Baron Henri Petiet, the famous French motor historian, had a fast ride with Williamson in Clutton’s 1908 Itala, with C. Bianchi, Jarrott’s riding mechanic of fifty-two years ago, in the exposed back seat. Lord Brabazon took his old mechanic of the 1908 French Grand Prix, Charles Lane, for some rapid laps in the 1908 G.P. Austin. George Lanchester drove Hutton-Stott’s 38-h.p. Lanchester, Sir Harry Ricardo, designer, circulated in a smart yellow 14/40 Vauxhall two-seater driven by R. P. Creagh-Osborne. Percy Kidner drove with Laurence Pomeroy in the latter’s Prince Henry Vauxhall. Kidnera nd Pomeroy’s father were great Vauxhall men. H. Kensington Moir recalled his youth by going furiously in a 4½-litre Bentley, Georges Roesch drove a smart Talbot that he designed, and Archie Frazer-Nash and H. J. Aldington handled, appropriately, chain-drive Frazer-Nash cars. The Duke of Richmond and Gordon showed us that his driving has lost none of its skill as he got away in Clutton’s E-type 30/98 Vauxhall. Pioneer racing driver Sir Francis Samuelson drove Stanley Sears’ 1914 T.T. Sunbeam as his own was suffering from a malady in its complex lubrication system. Fred Bennett, waving his-grey bowler. in his 1903 Cadillac, was exceedingly popular, but perhaps most nostalgic sight of all was H. R. Godfrey, the “G” of G.N., with his wife, in his own 1919 G.N. cyclecar, which he also drove to and from Goodwood, eschewing the kind offer of G.N. Ltd. to loan him their 1922 G.N. which arrived in a truck. Godfrey, taking no chances with the fateful shellac, had two adjacent 180-deg magnetos for his i.o.e. engine and when these refused to switch off, causing him to appear round lap after lap, his smile was as cheery as ever it was in the days of the 200-Mile Race.

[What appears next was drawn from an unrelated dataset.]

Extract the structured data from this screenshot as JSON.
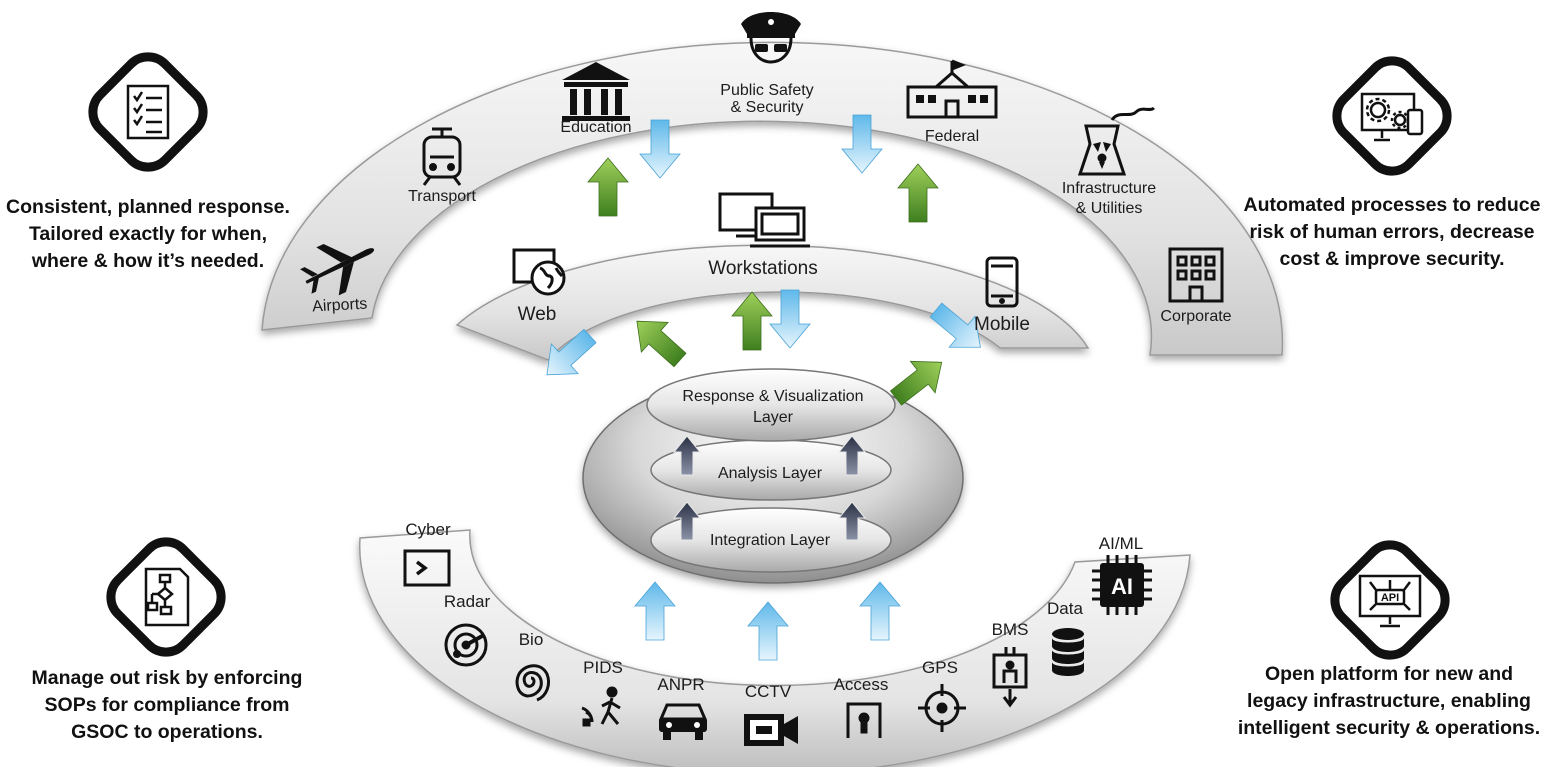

It was grand to see those pioneers and vintage gentlemen performing and nice, too, apart from these mobile celebrities, to see Gerald Rose, Clive Gallop and other celebrities present. Incidentally, Tom Holt did yeoman service as Deputy Clerk of the Course, in his 12/50 Alvis, and enthusiast Paul Frere had come over from the Continent to be one of the “idiots.”

After the Concours d’Elegance had been judged and the winners led by the presidential cars round the circuit, the Grand Parade was released, to eventually ebb away at the close of one of motoring’s most enthralling afternoons.

A nice sight in the background had been the immaculate 1926 model-T Ford termer van brought by Walls Ice Cream for the occasion, and two small bodies in the dickey-seat of my little Talbot-Darracq joined me in calling it a truly outstanding day. — W. B.